Advogados de Lula protocolam defesa sobre sítio de Atibaia

Segundo a denúncia, o ex-Presidente teria recebido, por meio dissimulado, vantagens indevidas das empresas Odebrecht e OAS.
VITOR FERNANDES
25/08/2017 16h44 - atualizado

Os advogados do ex-Presidente Lula fizeram nesta sexta-feira (25) o protocolo de resposta à acusação relativa à Ação Penal que tramita perante a 13ª. Vara Federal Criminal de Curitiba em que Lula é acusado da prática dos crimes de corrupção passiva e lavagem de dinheiro.

  • Foto: Filipe AraújoAdvogado de Lula, Cristiano Zanin Martins.Advogado de Lula, Cristiano Zanin Martins.

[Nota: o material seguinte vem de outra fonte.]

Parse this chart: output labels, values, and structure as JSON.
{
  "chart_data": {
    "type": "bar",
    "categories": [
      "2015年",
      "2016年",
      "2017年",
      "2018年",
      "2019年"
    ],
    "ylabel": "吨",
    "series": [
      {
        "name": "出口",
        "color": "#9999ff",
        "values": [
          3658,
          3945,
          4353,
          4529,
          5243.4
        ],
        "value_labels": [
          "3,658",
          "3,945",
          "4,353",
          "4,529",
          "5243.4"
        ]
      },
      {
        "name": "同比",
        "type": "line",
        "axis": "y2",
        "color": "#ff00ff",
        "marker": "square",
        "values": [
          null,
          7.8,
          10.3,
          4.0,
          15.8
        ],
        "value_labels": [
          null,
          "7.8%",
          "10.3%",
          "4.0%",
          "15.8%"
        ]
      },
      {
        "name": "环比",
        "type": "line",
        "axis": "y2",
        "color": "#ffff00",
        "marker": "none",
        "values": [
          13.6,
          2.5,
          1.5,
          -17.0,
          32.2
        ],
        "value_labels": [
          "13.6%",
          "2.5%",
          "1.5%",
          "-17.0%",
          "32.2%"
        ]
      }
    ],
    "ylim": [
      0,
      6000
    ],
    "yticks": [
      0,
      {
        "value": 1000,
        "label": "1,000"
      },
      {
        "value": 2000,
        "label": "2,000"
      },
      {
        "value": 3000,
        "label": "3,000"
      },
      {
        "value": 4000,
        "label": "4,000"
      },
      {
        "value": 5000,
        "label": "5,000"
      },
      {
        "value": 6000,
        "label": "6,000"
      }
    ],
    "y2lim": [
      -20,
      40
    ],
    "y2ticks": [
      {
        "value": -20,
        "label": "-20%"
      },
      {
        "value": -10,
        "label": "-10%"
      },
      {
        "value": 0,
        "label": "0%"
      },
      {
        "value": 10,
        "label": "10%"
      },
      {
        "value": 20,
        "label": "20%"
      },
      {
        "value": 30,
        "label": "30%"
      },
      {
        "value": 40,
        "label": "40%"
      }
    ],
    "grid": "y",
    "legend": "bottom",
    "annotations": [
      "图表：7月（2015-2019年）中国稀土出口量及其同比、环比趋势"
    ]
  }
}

Segundo a denúncia, o ex-Presidente teria recebido, por meio dissimulado, vantagens indevidas das empresas Odebrecht e OAS, consistentes em reformas realizadas em um sítio situado na cidade de Atibaia (SP), que teriam sido pagas com recursos provenientes de 7 contratos firmados entre essas empreiteiras e a Petrobras, sendo 4 contratos da Odebrecht e 3 contratos da OAS.

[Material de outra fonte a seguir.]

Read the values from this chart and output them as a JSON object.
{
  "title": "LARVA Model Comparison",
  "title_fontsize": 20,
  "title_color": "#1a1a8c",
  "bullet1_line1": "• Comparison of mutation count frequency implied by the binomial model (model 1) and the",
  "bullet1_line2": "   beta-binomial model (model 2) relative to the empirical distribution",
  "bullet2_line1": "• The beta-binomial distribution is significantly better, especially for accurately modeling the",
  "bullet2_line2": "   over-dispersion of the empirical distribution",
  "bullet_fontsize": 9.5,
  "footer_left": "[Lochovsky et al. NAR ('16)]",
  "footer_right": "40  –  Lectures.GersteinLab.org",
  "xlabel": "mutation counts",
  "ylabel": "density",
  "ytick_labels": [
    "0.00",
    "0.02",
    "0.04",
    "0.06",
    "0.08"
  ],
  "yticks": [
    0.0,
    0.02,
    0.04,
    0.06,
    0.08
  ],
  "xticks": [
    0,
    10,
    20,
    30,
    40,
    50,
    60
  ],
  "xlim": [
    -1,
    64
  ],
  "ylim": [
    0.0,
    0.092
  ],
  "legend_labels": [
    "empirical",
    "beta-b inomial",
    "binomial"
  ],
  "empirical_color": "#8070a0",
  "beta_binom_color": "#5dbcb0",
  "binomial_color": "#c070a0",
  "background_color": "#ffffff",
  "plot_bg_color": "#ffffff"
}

As reformas também envolveriam, segundo a denúncia, recursos provenientes do contrato firmado entre a empresa Schahin e a Petrobras para a construção da sonda Vitória 1000.

A defesa de Lula alega que não há qualquer razão jurídica para a ação tramitar na 13ª Vara Federal Criminal de Curitiba e que o juiz federal Sérgio Moro perdeu a imparcialidade para julgar o ex-Presidente.

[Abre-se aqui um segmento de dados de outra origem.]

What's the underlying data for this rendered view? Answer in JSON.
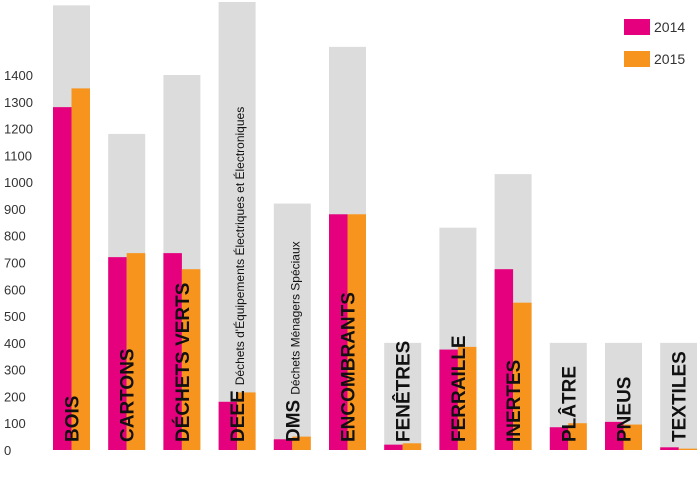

Os advogados de defesa argumentam que “a Força Tarefa da Lava Jato não indicou qualquer ato da competência do Presidente da República (ato de ofício) que Lula tenha praticado ou deixado de praticar que pudesse estar relacionado com reformas realizadas em 2009 em um sítio de Atibaia e, muito menos, em 2014, quando ele não exercia qualquer cargo público”.